Refugee camps have fared extremely well against COVID-19 because they operate through the lens of humanitarian assistance. Camps are set up to provide protection to people fleeing from the world’s greatest humanitarian emergencies. In order to best protect migrants, organizations running those camps must quickly adapt to shifting conditions on the ground, and develop contingency plans to address potential issues.
The protection of human rights is also central to those organizations. Migrants arrive at camps after enduring various forms of trauma. Organizations are aware of the psychological as well as physical strains on migrants, and provide services designed to mitigate the harsh realities faced by migrants. Because the human rights of migrants are central to organizations like GRM, they had to be forward-thinking and swift in their response to the pandemic and other threats to the well-being of migrants. Andrea Leiner, Director of Strategic Plans for GRM, explained to me that GRM’s swift response came out of a fear of the “vulnerability” of camp residents to the virus.

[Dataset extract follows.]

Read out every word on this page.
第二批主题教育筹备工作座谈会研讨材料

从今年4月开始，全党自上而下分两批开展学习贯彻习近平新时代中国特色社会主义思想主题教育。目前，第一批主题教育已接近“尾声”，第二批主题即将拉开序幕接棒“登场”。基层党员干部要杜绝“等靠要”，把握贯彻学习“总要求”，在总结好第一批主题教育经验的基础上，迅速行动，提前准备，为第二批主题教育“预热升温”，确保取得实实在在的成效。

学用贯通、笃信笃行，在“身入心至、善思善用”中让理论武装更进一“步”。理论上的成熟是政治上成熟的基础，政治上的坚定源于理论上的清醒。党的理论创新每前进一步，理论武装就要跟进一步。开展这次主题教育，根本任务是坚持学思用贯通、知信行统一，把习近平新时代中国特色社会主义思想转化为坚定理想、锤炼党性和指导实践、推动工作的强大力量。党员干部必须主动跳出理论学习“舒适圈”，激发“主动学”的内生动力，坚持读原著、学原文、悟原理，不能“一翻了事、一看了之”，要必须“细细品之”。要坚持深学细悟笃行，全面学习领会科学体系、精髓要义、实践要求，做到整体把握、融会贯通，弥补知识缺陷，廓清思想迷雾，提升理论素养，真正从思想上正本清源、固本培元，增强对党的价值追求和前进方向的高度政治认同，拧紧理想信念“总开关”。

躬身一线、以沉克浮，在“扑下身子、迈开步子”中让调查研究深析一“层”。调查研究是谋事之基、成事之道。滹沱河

The lessons from GRM’s approach to the pandemic, with its emphasis on treating people’s well-being as its central focus, should be followed by developing and developed nations alike. Such an approach would likely have resulted not only in fewer infections, but also a more holistic approach to social well-being.
The Mexican government did not take such an approach, to the detriment of their citizens. Although the percentage of the population currently COVID-positive in the city of Matamoros is lower than that in the camp, at 1.4%, outcomes for sick people are markedly worse. Public and private hospitals refused to accept people with COVID, resulting in at least 20 people dying in their homes or on streets outside the hospital. Five hospitals that serve a population of 541, 979 people, 7,532 of whom are COVID-positive, only have 111 beds for COVID patients. It is also suspected that the number of COVID-positive people is a gross underestimate due to a myriad of factors, including the lack of testing and contact tracing, and a historic fear of the healthcare system.

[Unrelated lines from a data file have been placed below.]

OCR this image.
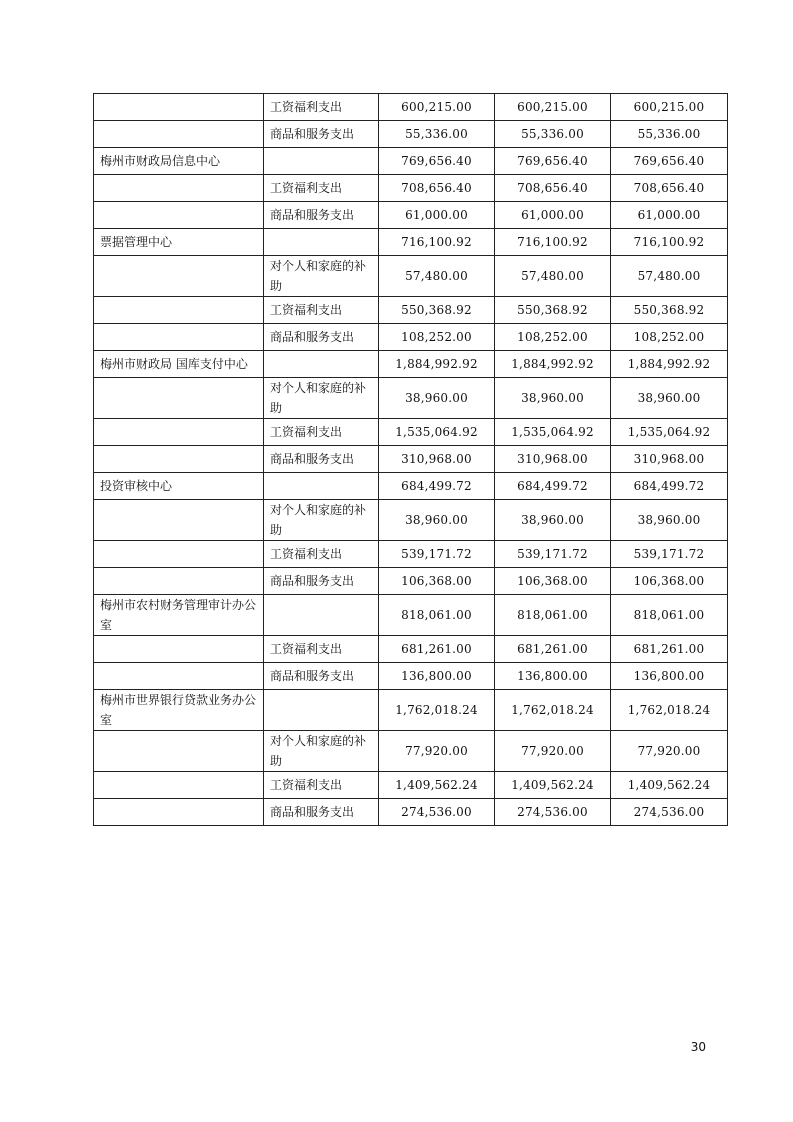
	工资福利支出	600,215.00	600,215.00	600,215.00
	商品和服务支出	55,336.00	55,336.00	55,336.00
梅州市财政局信息中心		769,656.40	769,656.40	769,656.40
	工资福利支出	708,656.40	708,656.40	708,656.40
	商品和服务支出	61,000.00	61,000.00	61,000.00
票据管理中心		716,100.92	716,100.92	716,100.92
	对个人和家庭的补助	57,480.00	57,480.00	57,480.00
	工资福利支出	550,368.92	550,368.92	550,368.92
	商品和服务支出	108,252.00	108,252.00	108,252.00
梅州市财政局 国库支付中心		1,884,992.92	1,884,992.92	1,884,992.92
	对个人和家庭的补助	38,960.00	38,960.00	38,960.00
	工资福利支出	1,535,064.92	1,535,064.92	1,535,064.92
	商品和服务支出	310,968.00	310,968.00	310,968.00
投资审核中心		684,499.72	684,499.72	684,499.72
	对个人和家庭的补助	38,960.00	38,960.00	38,960.00
	工资福利支出	539,171.72	539,171.72	539,171.72
	商品和服务支出	106,368.00	106,368.00	106,368.00
梅州市农村财务管理审计办公室		818,061.00	818,061.00	818,061.00
	工资福利支出	681,261.00	681,261.00	681,261.00
	商品和服务支出	136,800.00	136,800.00	136,800.00
梅州市世界银行贷款业务办公室		1,762,018.24	1,762,018.24	1,762,018.24
	对个人和家庭的补助	77,920.00	77,920.00	77,920.00
	工资福利支出	1,409,562.24	1,409,562.24	1,409,562.24
	商品和服务支出	274,536.00	274,536.00	274,536.00
30
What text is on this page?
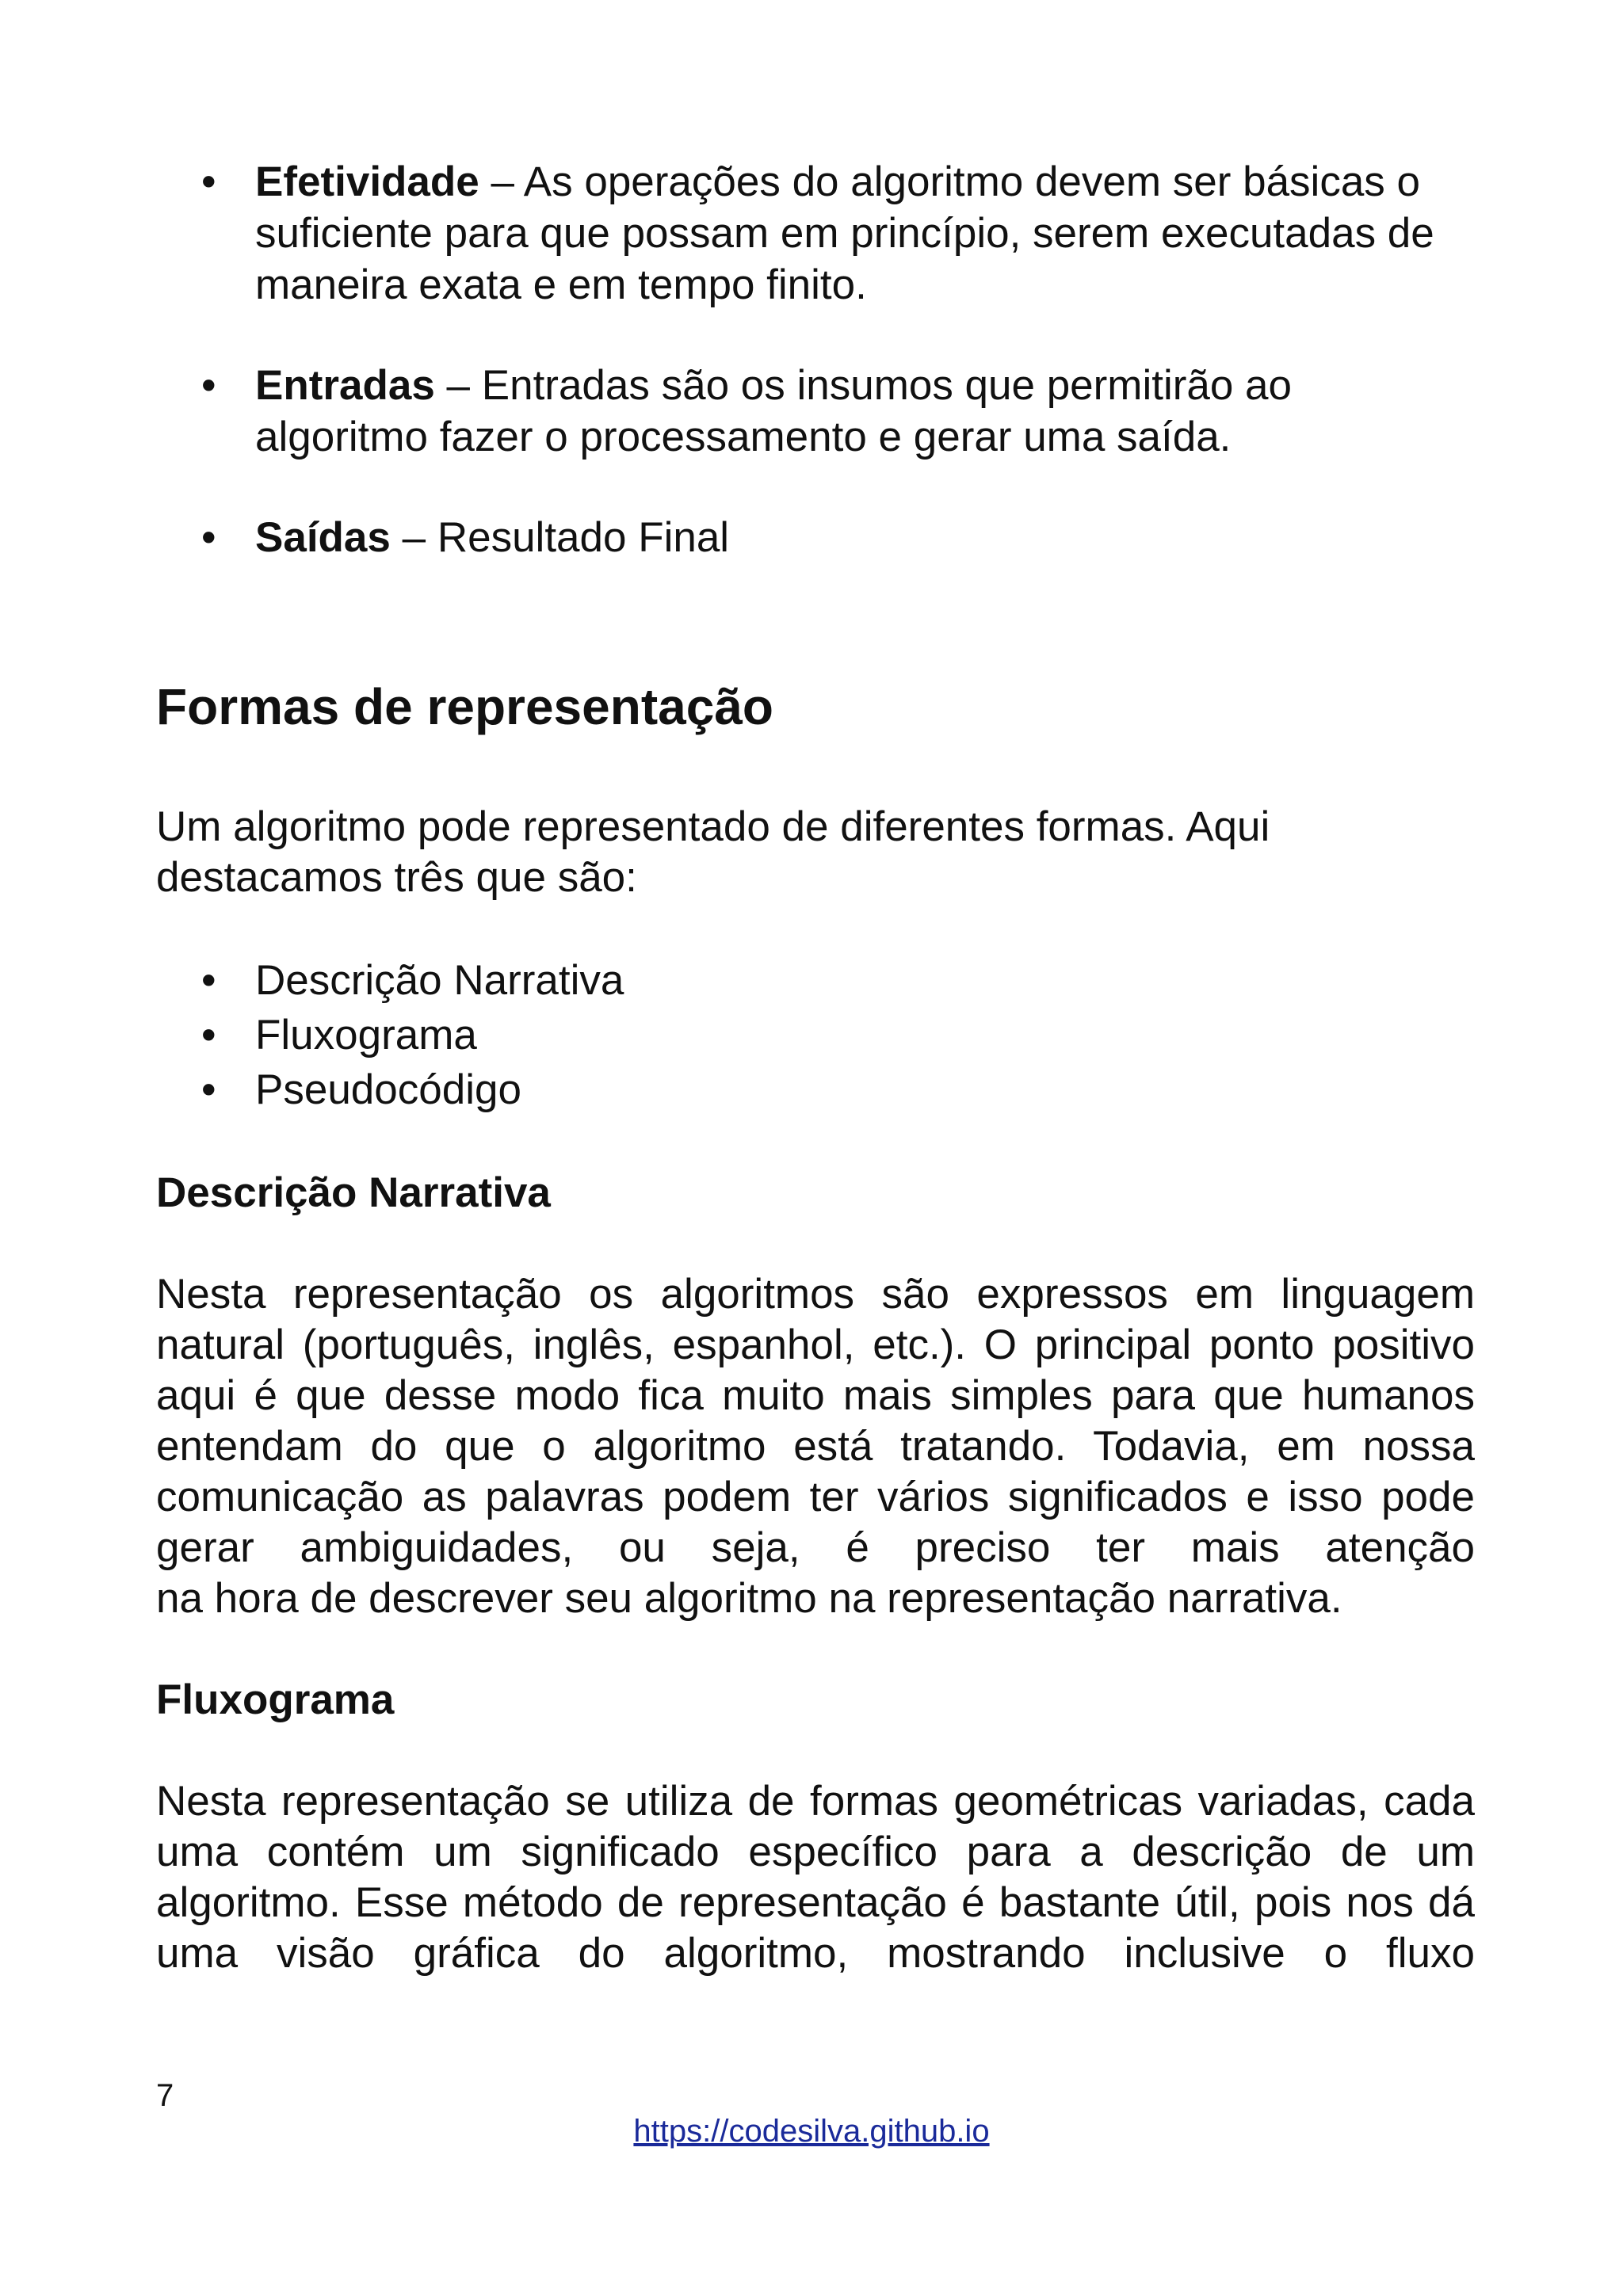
• Efetividade – As operações do algoritmo devem ser básicas o suficiente para que possam em princípio, serem executadas de maneira exata e em tempo finito.
• Entradas – Entradas são os insumos que permitirão ao algoritmo fazer o processamento e gerar uma saída.
• Saídas – Resultado Final
Formas de representação

Um algoritmo pode representado de diferentes formas. Aqui destacamos três que são:

• Descrição Narrativa
• Fluxograma
• Pseudocódigo
Descrição Narrativa

Nesta representação os algoritmos são expressos em linguagem natural (português, inglês, espanhol, etc.). O principal ponto positivo aqui é que desse modo fica muito mais simples para que humanos entendam do que o algoritmo está tratando. Todavia, em nossa comunicação as palavras podem ter vários significados e isso pode gerar ambiguidades, ou seja, é preciso ter mais atenção

na hora de descrever seu algoritmo na representação narrativa.

Fluxograma

Nesta representação se utiliza de formas geométricas variadas, cada uma contém um significado específico para a descrição de um algoritmo. Esse método de representação é bastante útil, pois nos dá uma visão gráfica do algoritmo, mostrando inclusive o fluxo

7
https://codesilva.github.io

Furthermore, there is no free COVID testing in Matamoros outside the refugee camp. Salud Digna, a Mexican clinical laboratory, charges $250 MXN for an antigen test and $950 MXN for a PCR diagnostic test. The average salary in Matamoros is $5,760 MXN a month. One antigen test constitutes 4% of a person’s monthly salary, and a PCR test 16%; a test is therefore beyond the means of a significant portion of the population.

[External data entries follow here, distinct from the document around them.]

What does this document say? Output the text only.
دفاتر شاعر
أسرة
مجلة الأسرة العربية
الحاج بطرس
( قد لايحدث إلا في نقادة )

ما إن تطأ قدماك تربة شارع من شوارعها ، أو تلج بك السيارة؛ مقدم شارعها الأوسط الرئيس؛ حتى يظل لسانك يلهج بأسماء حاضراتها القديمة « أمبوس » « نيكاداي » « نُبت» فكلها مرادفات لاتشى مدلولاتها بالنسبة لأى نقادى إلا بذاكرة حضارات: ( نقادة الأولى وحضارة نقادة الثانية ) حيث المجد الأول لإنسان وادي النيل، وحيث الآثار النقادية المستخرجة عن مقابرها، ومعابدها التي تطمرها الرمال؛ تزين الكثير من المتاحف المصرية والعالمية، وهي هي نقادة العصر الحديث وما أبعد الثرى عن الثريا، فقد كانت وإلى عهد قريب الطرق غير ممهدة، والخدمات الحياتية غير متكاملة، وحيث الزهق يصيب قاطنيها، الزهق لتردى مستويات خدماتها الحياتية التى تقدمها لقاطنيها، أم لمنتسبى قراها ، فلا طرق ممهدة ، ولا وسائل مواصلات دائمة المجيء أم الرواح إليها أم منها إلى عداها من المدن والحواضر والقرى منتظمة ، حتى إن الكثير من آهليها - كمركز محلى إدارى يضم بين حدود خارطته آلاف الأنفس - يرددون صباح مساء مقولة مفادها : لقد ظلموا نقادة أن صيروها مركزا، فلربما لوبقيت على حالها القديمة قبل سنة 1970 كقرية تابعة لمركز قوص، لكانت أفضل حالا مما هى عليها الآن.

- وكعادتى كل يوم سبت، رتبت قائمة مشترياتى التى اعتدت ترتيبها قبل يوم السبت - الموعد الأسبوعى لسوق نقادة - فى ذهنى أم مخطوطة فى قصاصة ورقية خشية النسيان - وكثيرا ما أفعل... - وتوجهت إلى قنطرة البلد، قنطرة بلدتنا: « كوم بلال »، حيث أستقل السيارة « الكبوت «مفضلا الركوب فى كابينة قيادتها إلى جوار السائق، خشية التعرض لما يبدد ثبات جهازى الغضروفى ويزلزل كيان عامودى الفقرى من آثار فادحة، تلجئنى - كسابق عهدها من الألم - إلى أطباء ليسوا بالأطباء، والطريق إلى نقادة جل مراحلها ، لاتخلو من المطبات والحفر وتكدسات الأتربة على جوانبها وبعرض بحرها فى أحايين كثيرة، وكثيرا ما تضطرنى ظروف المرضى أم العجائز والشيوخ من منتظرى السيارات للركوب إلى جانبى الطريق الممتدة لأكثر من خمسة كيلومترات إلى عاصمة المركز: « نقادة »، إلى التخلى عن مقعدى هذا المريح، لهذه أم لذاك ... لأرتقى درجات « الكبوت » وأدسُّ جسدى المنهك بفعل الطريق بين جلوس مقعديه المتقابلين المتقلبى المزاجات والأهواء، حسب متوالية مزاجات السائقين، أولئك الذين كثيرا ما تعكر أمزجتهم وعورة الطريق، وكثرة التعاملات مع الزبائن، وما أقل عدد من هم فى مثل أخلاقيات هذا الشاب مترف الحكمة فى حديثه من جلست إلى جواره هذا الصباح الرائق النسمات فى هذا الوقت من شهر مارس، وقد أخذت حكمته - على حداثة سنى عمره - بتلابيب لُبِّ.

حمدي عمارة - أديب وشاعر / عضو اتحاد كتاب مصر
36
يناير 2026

The dire situation in Matamoros is the result of a reactive, rather than proactive, response on the part of the national and local governments. The rollout of a comprehensive plan was seriously hampered by a lack of leadership on the part of President López Obrador, and the Ministry of Health. Once the virus had already arrived in Matamoros, Municipal President Mario López urged citizens to wash their hands with soap and water for 30 seconds, use antibacterial gel with 70% alcohol, cover the nose and mouth, and avoid hugging and kissing. Notably, there were no plans in place to address the imminent healthcare crisis that was already spreading in the city. By placing the burden of mitigating the spread on individual citizens, the state essentially deflected responsibility. Instead of developing infrastructure that would have saved lives to address the public health emergency, the state implemented policies on a piecemeal basis.
To be sure, managing a small, confined refugee population with minimal political issues to address and no economy to worry about is very different than managing a city. However, the responsibility for a community’s well being rests squarely on the shoulders of governing bodies, whether they are in charge of a relatively small camp for migrants or a large city.
Taking a crisis oriented mindset, and centering people’s rights and wellbeing, should be the guiding principle moving forward. After all, the next pandemic is likely right around the corner.
Anna Braverman is a Master’s student at The Fletcher School of Law and Diplomacy specializing in human security and public international law. Previously, she served as a Fulbright scholar to Mexico.